TBA: Incorporating domain knowledge in machine learning based parameter estimation for watershed models
Xingyuan Chen1, Peishi Jiang1, Pin Shuai1, and Alex Sun2
1Pacific Northwest National Laboratory, Richland, Washington, USA
2University of Texas, Austin, Texas, USA
Process-based watershed models that couple subsurface, land-surface, and energy budget processes are highly desired at the watershed and basin scales to answer a wide range of science questions. Many parameters in those models are difficult and expensive to measure directly at the spatial extent and resolution required by fully distributed watershed models. The wide availability of stream surface flow data and remote-sensing data products, compared to groundwater monitoring data, provides new data sources for inverse modeling to infer parameters including the soil and geologic properties in integrated surface and subsurface hydrologic models. We have successfully applied deep neural networks (DNNs) to develop inverse mapping that captures complex, highly nonlinear relationships between model parameters and observed system responses across a number of watersheds within the United States. Given the increasing computational cost of fully distributed, mechanistic watershed models, we found that domain knowledge gained from multi-step sensitivity analyses can effectively reduce the dimensionality and hence size of ensemble forward simulation required for training accurate DNNs. Instead of mapping all observations to all model parameters to be estimated, we strategized the estimation by systematically understanding the spatial and temporal information content in multiple types of data for each parameter. Using multi-year streamflow observations at the watershed outlets, we found that including a dry-year streamflow response is more important than the wetter years for estimating subsurface properties. The evapotranspiration (ET) data products from remote sensing may not add additional information to watershed parameter estimation when streamflow observations are available. However, they could still be valuable for ungaged watersheds. Our studies highlight the importance of developing and incorporating domain knowledge when applying machine learning methods to assist watershed modeling, shedding new light on broader applications of machine learning methods in various Earth science domains.

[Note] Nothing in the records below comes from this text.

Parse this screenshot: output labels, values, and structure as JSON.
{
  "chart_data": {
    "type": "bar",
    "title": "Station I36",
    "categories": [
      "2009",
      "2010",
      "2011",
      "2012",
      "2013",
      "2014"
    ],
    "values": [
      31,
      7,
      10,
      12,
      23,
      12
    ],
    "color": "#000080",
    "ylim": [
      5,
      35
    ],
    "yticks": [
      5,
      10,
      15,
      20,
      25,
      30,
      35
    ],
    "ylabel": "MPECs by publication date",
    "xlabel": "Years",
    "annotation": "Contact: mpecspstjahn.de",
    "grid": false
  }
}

Xingyuan is a senior Earth cientist in the Atmospheric Measurement and Data sciences Group of the Pacific Northwest National Laboratory. Her main research interests include watershed hydrologic and biogeochemical modeling, stochastic inverse modeling, data assimilation, uncertainty quantification, and data-model integration using machine learning methods. Xingyuan got her PhD in Civil and Environmental Engineering from University of California at Berkeley. Prior to that, she got her Master’s degree in Civil Engineering from Hong Kong University of Science and Techology, and her Bachelor’s degree in Hydraulic Engineering from Tsinghua University in Beijing, China.